Afrique
Sénégal
-
Classement 2022
73/180
Score : 63.07
Indicateur politique
79
59.31
Indicateur économique
90
42.13
Indicateur législatif
86
66.67
Indicateur social
76
72.43
Indicateur sécuritaire
62
74.84
Classement 2021
49/180
Score : 74.78
N/A
Ces indicateurs ne sont pas disponibles avant 2022 en raison d'un changement méthodologique.
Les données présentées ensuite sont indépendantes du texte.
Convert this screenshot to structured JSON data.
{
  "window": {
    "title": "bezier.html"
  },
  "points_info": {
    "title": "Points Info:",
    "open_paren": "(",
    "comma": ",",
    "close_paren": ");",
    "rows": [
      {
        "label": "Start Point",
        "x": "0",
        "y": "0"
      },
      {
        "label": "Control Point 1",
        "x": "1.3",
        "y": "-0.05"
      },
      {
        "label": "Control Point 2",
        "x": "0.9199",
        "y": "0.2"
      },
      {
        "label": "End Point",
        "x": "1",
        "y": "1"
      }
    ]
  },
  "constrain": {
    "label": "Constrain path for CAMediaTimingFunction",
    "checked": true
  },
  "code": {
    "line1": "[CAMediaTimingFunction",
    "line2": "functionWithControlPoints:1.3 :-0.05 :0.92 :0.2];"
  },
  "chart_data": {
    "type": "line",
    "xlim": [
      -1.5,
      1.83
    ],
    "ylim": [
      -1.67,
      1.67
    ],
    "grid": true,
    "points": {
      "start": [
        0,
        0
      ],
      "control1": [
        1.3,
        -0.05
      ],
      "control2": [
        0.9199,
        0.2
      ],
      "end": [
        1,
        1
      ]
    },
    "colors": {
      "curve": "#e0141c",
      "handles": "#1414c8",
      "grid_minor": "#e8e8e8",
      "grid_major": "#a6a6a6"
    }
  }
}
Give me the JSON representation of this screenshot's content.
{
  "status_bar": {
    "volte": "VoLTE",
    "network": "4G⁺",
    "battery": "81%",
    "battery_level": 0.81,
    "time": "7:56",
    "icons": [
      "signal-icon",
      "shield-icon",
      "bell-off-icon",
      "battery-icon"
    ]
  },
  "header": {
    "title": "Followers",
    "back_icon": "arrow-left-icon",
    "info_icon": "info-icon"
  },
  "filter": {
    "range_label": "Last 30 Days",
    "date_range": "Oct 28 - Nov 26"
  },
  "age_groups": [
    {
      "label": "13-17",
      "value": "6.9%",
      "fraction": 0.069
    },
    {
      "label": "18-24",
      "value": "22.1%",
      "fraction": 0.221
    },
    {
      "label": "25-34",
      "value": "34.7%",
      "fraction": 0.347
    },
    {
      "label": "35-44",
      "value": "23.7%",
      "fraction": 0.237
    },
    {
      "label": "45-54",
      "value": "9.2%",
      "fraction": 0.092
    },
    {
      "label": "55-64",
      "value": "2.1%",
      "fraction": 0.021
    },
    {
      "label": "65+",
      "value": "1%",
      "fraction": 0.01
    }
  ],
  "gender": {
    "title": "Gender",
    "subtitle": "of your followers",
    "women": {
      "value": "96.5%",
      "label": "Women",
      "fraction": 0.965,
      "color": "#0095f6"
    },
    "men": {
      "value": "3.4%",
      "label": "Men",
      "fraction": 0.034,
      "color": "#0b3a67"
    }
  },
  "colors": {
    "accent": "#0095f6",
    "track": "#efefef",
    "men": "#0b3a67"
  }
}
Le pluralisme médiatique est contrebalancé par la prédominance de la politique dans le traitement de l'information, notamment par les journaux. 

Paysage médiatique

Le paysage médiatique du Sénégal se compose d’au moins 27 quotidiens, de plus d’une vingtaine de radios généralistes et communautaires, et de près d’une vingtaine de chaînes de télévision. La presse en ligne est très développée, ainsi que les chaînes d’information sur internet. Alors que les médias privés donnent la parole à toutes les chapelles politiques, la télévision nationale continue de privilégier les activités des partis composant la majorité présidentielle. Les médias audiovisuels des groupes Futurs Médias et D-Média sont les plus suivis dans la capitale Dakar. En raison du faible tirage des journaux, ceux-ci ne peuvent pas être diffusés sur tout le territoire national, se limitant en majorité à la capitale, Dakar. 

Contexte politique

L’ancrage démocratique du pays et les textes de lois en vigueur garantissent la liberté de la presse. La plupart des médias privés s’efforcent, de manière indépendante, de révéler ou de rendre compte des fautes de gestion du gouvernement et de poser des débats nationaux.  Le président de la République a toujours le pouvoir de nommer les membres du conseil chargé de réguler l’audiovisuel, ce qui pousse plusieurs acteurs de la presse à remettre en cause sa neutralité et à plaider pour le fonctionnement effectif de la Haute Autorité de régulation de la communication audiovisuelle (HARCA).

Cadre légal

Malgré l’arsenal juridique existant qui favorise généralement l’exercice de la profession de journaliste, les acteurs sont assez inquiets du maintien, dans le code de la presse voté en 2017, de lourdes peines privatives de liberté pour de simples délits de presse. L’absence d’une loi sur l’accès à l’information empêche toujours les journalistes d'accéder à des informations publiques. 

Contexte économique

En dehors des médias d'Etat et de quelques groupes de presse privés, un modèle économique performant fait défaut dans presque tous les médias au Sénégal. La vente des journaux ne règle pas les coûts de fonctionnement, l’aide à la presse n’est pas suffisante et la publicité reste mal répartie, avec une importante partie captée par les médias d'Etat. 

Contexte socioculturel

En raison de certaines contraintes culturelles et religieuses, la couverture des questions LGBTI reste difficile pour les journalistes et aboutit parfois à la tenue de propos violents et stigmatisants. Le traitement de certaines informations liées à la religion peut provoquer des tensions, voire des violences.

Sécurité

Alors que les cas d’agressions de journalistes sont relativement rares au Sénégal, l’année 2021 a été caractérisée par une recrudescence de violence inédite ces dernières années dans le pays. En février 2021, le quotidien Les Echos et son directeur ont été la cible de harcèlement sur les réseaux sociaux, après la révélation d’une plainte contre l’opposant Ousmane Sonko pour un viol présumé sur une employée d’un salon de massage. Des locaux de médias, dont ceux de la radio et de la télé Futurs Médias, ont été attaqués, et des journalistes ont vu leurs équipements saccagés. De nombreux dégâts matériels ont aussi endommagé les locaux du quotidien national Le Soleil.